Bugünlerde piyasanın çok hareketli olması gerekir.
Okullar açılıyor. Okulların açılma günleri her ülkede olduğu gibi bizim ülkemizde de piyasaya hareket getirir. Öğrencilerin, öğretmenlerin harcamaları önemli büyüklükte iş yaratır.
Kurban Bayramı sadece büyükbaş ve küçükbaş talebini artırmakla kalmaz. Bayramlık ihtiyaçlar için yapılan harcamalar piyasaya para akımına yol açar.
Anadolu’da, tarım sektöründen ekmek yiyenler, harman sonu denilen bu aylarda borçlarını öderler. Kalan parayı harcarlar. Paraları kalmamış ise yeniden borçlanırlar.
Bu aylar sünnet ve düğün aylarıdır.
Kış dönemine giriyoruz. Kışlık giysiler, kışlık ihtiyaçlar bu aylarda satın alınır.
Açık anlatımla, bütün bunların piyasada canlılık, hareket getirmesi beklenir.
Neşemiz kaçtı
Ne var ki bu yılın özellikleri var.
Doğudaki terör olayları ülke genelinde moral bozukluğuna yol açtı. İnsanların parası olsa da harcama iştahları kesildi. Kaldı ki çok kimsenin parası tükendi. Borçlanma limitleri doldu.
Dolar fiyatının hızlı tırmanışı üreticiyi de tüketiciyi de olumsuz etkiliyor.
Hükümetin kurulamaması, seçimin yenilenmesi, insanların her türlü kararlarını ertelemelerine yol açtı. İnsanlar ne olacak bekleyişine girdi.
Bu olumsuz rüzgârlar piyasanın kolunu kanadını kırdı.
Büyük şehirlerde de, küçük şehirlerde de okul harcamaları, bayram harcamaları, harman sonu ve kışa hazırlık harcamaları beklenen ölçüde değil.
Üretim artırılmalı
Çarşı ve pazarın cansız ve neşesiz olması, yatırımların ve üretimin de yavaşlamasına yol açar.

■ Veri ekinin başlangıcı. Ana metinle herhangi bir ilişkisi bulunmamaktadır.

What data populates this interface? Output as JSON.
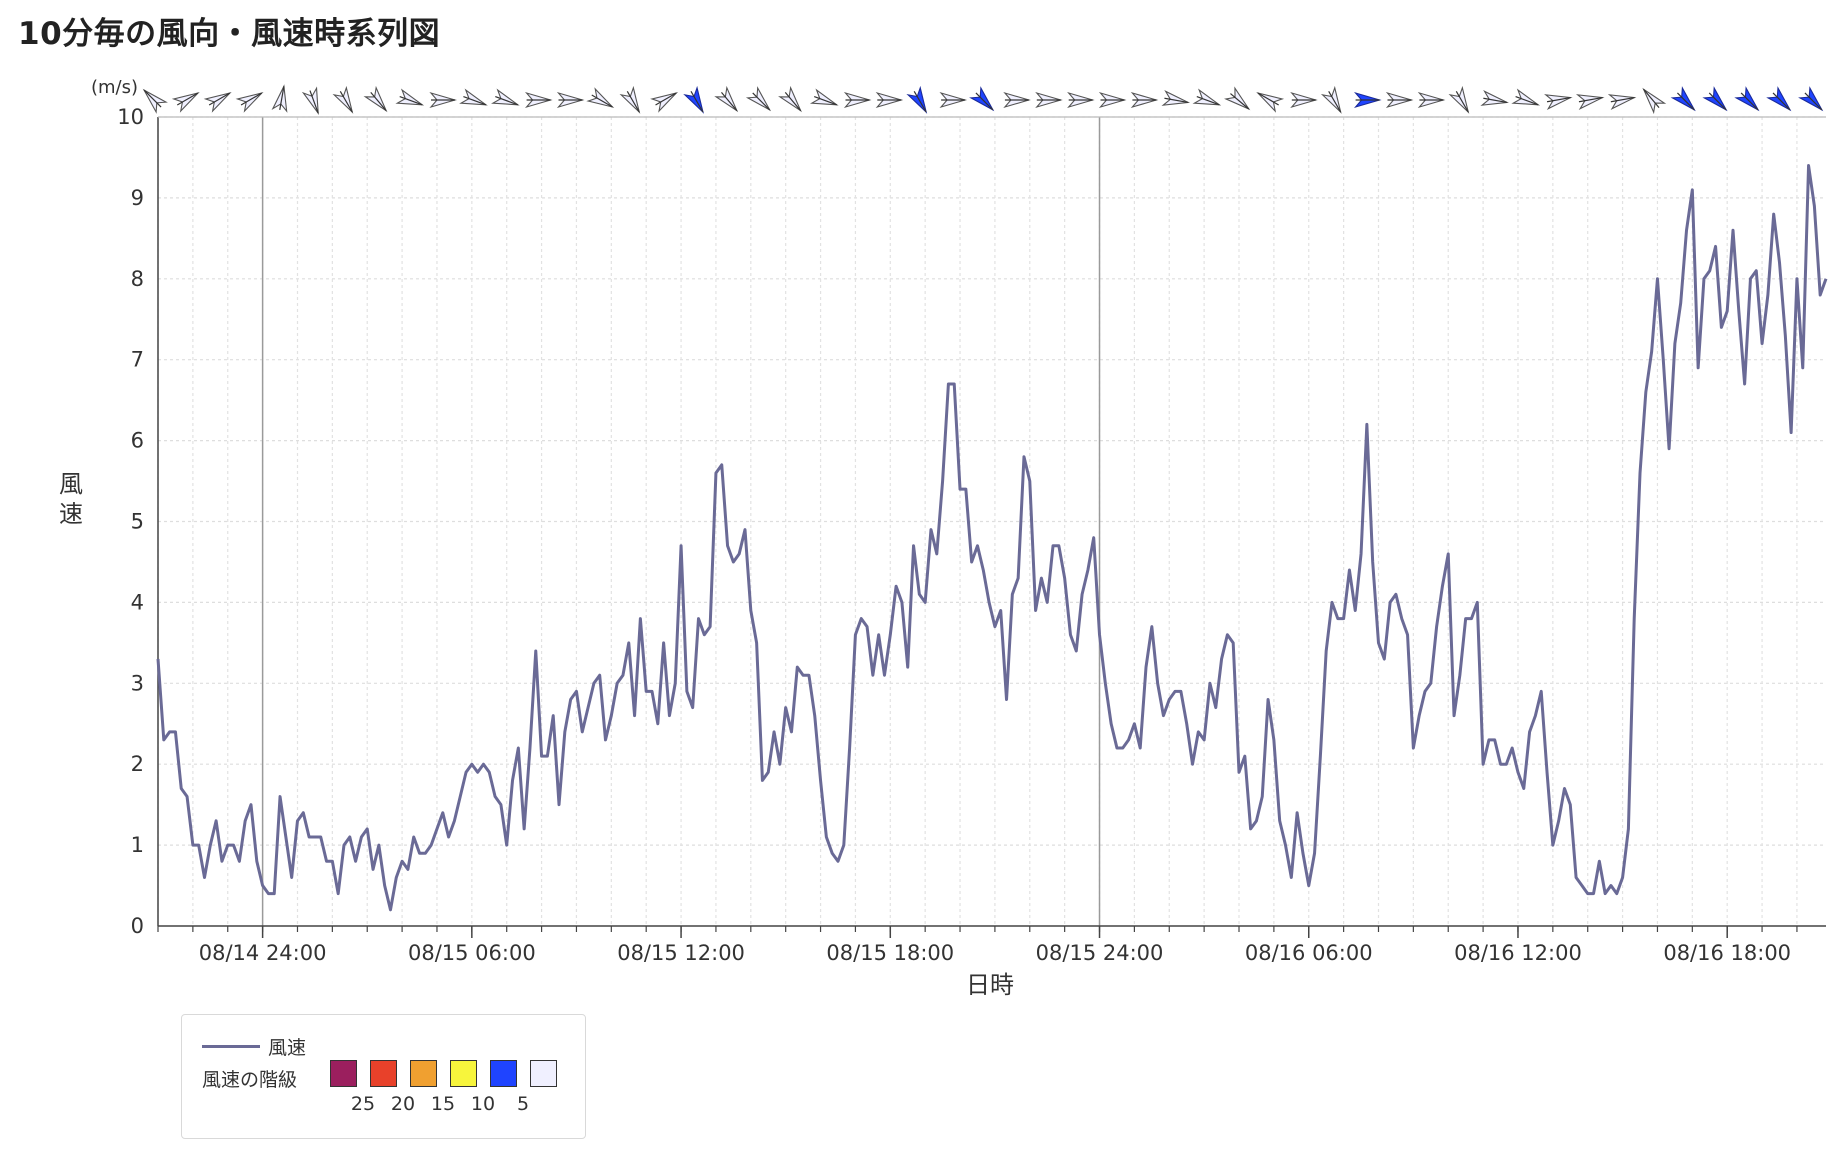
{
  "title": "10分毎の風向・風速時系列図",
  "chart_data": {
    "type": "line",
    "xlabel": "日時",
    "ylabel": "風速",
    "unit": "(m/s)",
    "ylim": [
      0,
      10
    ],
    "yticks": [
      0,
      1,
      2,
      3,
      4,
      5,
      6,
      7,
      8,
      9,
      10
    ],
    "x_start": "08/14 21:00",
    "x_end": "08/16 20:50",
    "interval_minutes": 10,
    "xticks": [
      "08/14 24:00",
      "08/15 06:00",
      "08/15 12:00",
      "08/15 18:00",
      "08/15 24:00",
      "08/16 06:00",
      "08/16 12:00",
      "08/16 18:00"
    ],
    "grid": true,
    "series": [
      {
        "name": "風速",
        "color": "#6a6a96",
        "values": [
          3.3,
          2.3,
          2.4,
          2.4,
          1.7,
          1.6,
          1.0,
          1.0,
          0.6,
          1.0,
          1.3,
          0.8,
          1.0,
          1.0,
          0.8,
          1.3,
          1.5,
          0.8,
          0.5,
          0.4,
          0.4,
          1.6,
          1.1,
          0.6,
          1.3,
          1.4,
          1.1,
          1.1,
          1.1,
          0.8,
          0.8,
          0.4,
          1.0,
          1.1,
          0.8,
          1.1,
          1.2,
          0.7,
          1.0,
          0.5,
          0.2,
          0.6,
          0.8,
          0.7,
          1.1,
          0.9,
          0.9,
          1.0,
          1.2,
          1.4,
          1.1,
          1.3,
          1.6,
          1.9,
          2.0,
          1.9,
          2.0,
          1.9,
          1.6,
          1.5,
          1.0,
          1.8,
          2.2,
          1.2,
          2.2,
          3.4,
          2.1,
          2.1,
          2.6,
          1.5,
          2.4,
          2.8,
          2.9,
          2.4,
          2.7,
          3.0,
          3.1,
          2.3,
          2.6,
          3.0,
          3.1,
          3.5,
          2.6,
          3.8,
          2.9,
          2.9,
          2.5,
          3.5,
          2.6,
          3.0,
          4.7,
          2.9,
          2.7,
          3.8,
          3.6,
          3.7,
          5.6,
          5.7,
          4.7,
          4.5,
          4.6,
          4.9,
          3.9,
          3.5,
          1.8,
          1.9,
          2.4,
          2.0,
          2.7,
          2.4,
          3.2,
          3.1,
          3.1,
          2.6,
          1.8,
          1.1,
          0.9,
          0.8,
          1.0,
          2.2,
          3.6,
          3.8,
          3.7,
          3.1,
          3.6,
          3.1,
          3.6,
          4.2,
          4.0,
          3.2,
          4.7,
          4.1,
          4.0,
          4.9,
          4.6,
          5.5,
          6.7,
          6.7,
          5.4,
          5.4,
          4.5,
          4.7,
          4.4,
          4.0,
          3.7,
          3.9,
          2.8,
          4.1,
          4.3,
          5.8,
          5.5,
          3.9,
          4.3,
          4.0,
          4.7,
          4.7,
          4.3,
          3.6,
          3.4,
          4.1,
          4.4,
          4.8,
          3.6,
          3.0,
          2.5,
          2.2,
          2.2,
          2.3,
          2.5,
          2.2,
          3.2,
          3.7,
          3.0,
          2.6,
          2.8,
          2.9,
          2.9,
          2.5,
          2.0,
          2.4,
          2.3,
          3.0,
          2.7,
          3.3,
          3.6,
          3.5,
          1.9,
          2.1,
          1.2,
          1.3,
          1.6,
          2.8,
          2.3,
          1.3,
          1.0,
          0.6,
          1.4,
          0.9,
          0.5,
          0.9,
          2.1,
          3.4,
          4.0,
          3.8,
          3.8,
          4.4,
          3.9,
          4.6,
          6.2,
          4.5,
          3.5,
          3.3,
          4.0,
          4.1,
          3.8,
          3.6,
          2.2,
          2.6,
          2.9,
          3.0,
          3.7,
          4.2,
          4.6,
          2.6,
          3.1,
          3.8,
          3.8,
          4.0,
          2.0,
          2.3,
          2.3,
          2.0,
          2.0,
          2.2,
          1.9,
          1.7,
          2.4,
          2.6,
          2.9,
          1.9,
          1.0,
          1.3,
          1.7,
          1.5,
          0.6,
          0.5,
          0.4,
          0.4,
          0.8,
          0.4,
          0.5,
          0.4,
          0.6,
          1.2,
          3.8,
          5.6,
          6.6,
          7.1,
          8.0,
          7.0,
          5.9,
          7.2,
          7.7,
          8.6,
          9.1,
          6.9,
          8.0,
          8.1,
          8.4,
          7.4,
          7.6,
          8.6,
          7.6,
          6.7,
          8.0,
          8.1,
          7.2,
          7.8,
          8.8,
          8.2,
          7.3,
          6.1,
          8.0,
          6.9,
          9.4,
          8.9,
          7.8,
          8.0
        ]
      }
    ],
    "direction_markers_note": "wind barbs shown above plot area (hourly)",
    "direction_markers": [
      {
        "deg": 315,
        "speed": 3.3
      },
      {
        "deg": 60,
        "speed": 1.0
      },
      {
        "deg": 60,
        "speed": 1.0
      },
      {
        "deg": 60,
        "speed": 1.2
      },
      {
        "deg": 10,
        "speed": 1.4
      },
      {
        "deg": 160,
        "speed": 1.0
      },
      {
        "deg": 150,
        "speed": 0.8
      },
      {
        "deg": 140,
        "speed": 0.8
      },
      {
        "deg": 110,
        "speed": 1.3
      },
      {
        "deg": 90,
        "speed": 1.9
      },
      {
        "deg": 110,
        "speed": 1.6
      },
      {
        "deg": 110,
        "speed": 2.2
      },
      {
        "deg": 90,
        "speed": 2.4
      },
      {
        "deg": 90,
        "speed": 3.0
      },
      {
        "deg": 120,
        "speed": 3.5
      },
      {
        "deg": 150,
        "speed": 2.6
      },
      {
        "deg": 60,
        "speed": 3.8
      },
      {
        "deg": 150,
        "speed": 5.6
      },
      {
        "deg": 140,
        "speed": 3.5
      },
      {
        "deg": 135,
        "speed": 2.4
      },
      {
        "deg": 140,
        "speed": 1.8
      },
      {
        "deg": 110,
        "speed": 2.2
      },
      {
        "deg": 90,
        "speed": 3.1
      },
      {
        "deg": 90,
        "speed": 4.1
      },
      {
        "deg": 150,
        "speed": 5.4
      },
      {
        "deg": 90,
        "speed": 3.7
      },
      {
        "deg": 135,
        "speed": 5.5
      },
      {
        "deg": 90,
        "speed": 4.7
      },
      {
        "deg": 90,
        "speed": 4.4
      },
      {
        "deg": 90,
        "speed": 3.0
      },
      {
        "deg": 90,
        "speed": 2.5
      },
      {
        "deg": 90,
        "speed": 2.9
      },
      {
        "deg": 100,
        "speed": 2.4
      },
      {
        "deg": 110,
        "speed": 3.3
      },
      {
        "deg": 130,
        "speed": 1.3
      },
      {
        "deg": 300,
        "speed": 1.0
      },
      {
        "deg": 90,
        "speed": 0.9
      },
      {
        "deg": 150,
        "speed": 3.8
      },
      {
        "deg": 90,
        "speed": 6.2
      },
      {
        "deg": 90,
        "speed": 4.0
      },
      {
        "deg": 90,
        "speed": 2.2
      },
      {
        "deg": 150,
        "speed": 4.6
      },
      {
        "deg": 100,
        "speed": 3.8
      },
      {
        "deg": 110,
        "speed": 2.3
      },
      {
        "deg": 80,
        "speed": 1.9
      },
      {
        "deg": 80,
        "speed": 1.0
      },
      {
        "deg": 80,
        "speed": 0.5
      },
      {
        "deg": 320,
        "speed": 0.6
      },
      {
        "deg": 135,
        "speed": 5.6
      },
      {
        "deg": 135,
        "speed": 7.7
      },
      {
        "deg": 135,
        "speed": 8.4
      },
      {
        "deg": 135,
        "speed": 6.7
      },
      {
        "deg": 135,
        "speed": 8.8
      }
    ]
  },
  "legend": {
    "series_label": "風速",
    "scale_label": "風速の階級",
    "classes": [
      {
        "color": "#9b1f5e",
        "label": "25"
      },
      {
        "color": "#e8412a",
        "label": "20"
      },
      {
        "color": "#f0a030",
        "label": "15"
      },
      {
        "color": "#f7f53c",
        "label": "10"
      },
      {
        "color": "#1f44ff",
        "label": "5"
      },
      {
        "color": "#f0f0ff",
        "label": ""
      }
    ]
  }
}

İnsanlar da, ülkeler de belli zamanlarda bugünküne benzer olumsuzluklarla karşılaşabilirler. Bunlar hayatın cilveleridir.
Ne var ki olumsuzluklar karşısında pes etmek, hasarı, zararı büyütür.
Ülkelerin de insanların da sorumluluğu sorunlara çözüm bulmak, ekonomileri canlı tutmak, yatırımı üretimi, istihdamı artırmak, daha iyi yaşam şartlarına sahip olmaktır.
“Ne yapalım... Şartlar kötü... Piyasa durgun...” diyerek kadere razı olamayız. Şartları iyileştirmeye, piyasayı canlandırmaya mecburuz.
Şehit haberlerine, terör haberlerine üzülmemek imkânsız. Bu haberlere rağmen hayatın “normal çizgide sürüp gitmesi” imkânsız. Bunlara üzülmemek, bunlar yüzünden morallerin bozulmaması imkânsız.
Unutmayalım, “ekonominin çarkının yavaşlaması, durması” ülkede çöküntüye neden olur. İşte onun için, bayram sonu, her şeye rağmen herkesin silkinerek, işine gücüne bakmaya başlaması gerekiyor.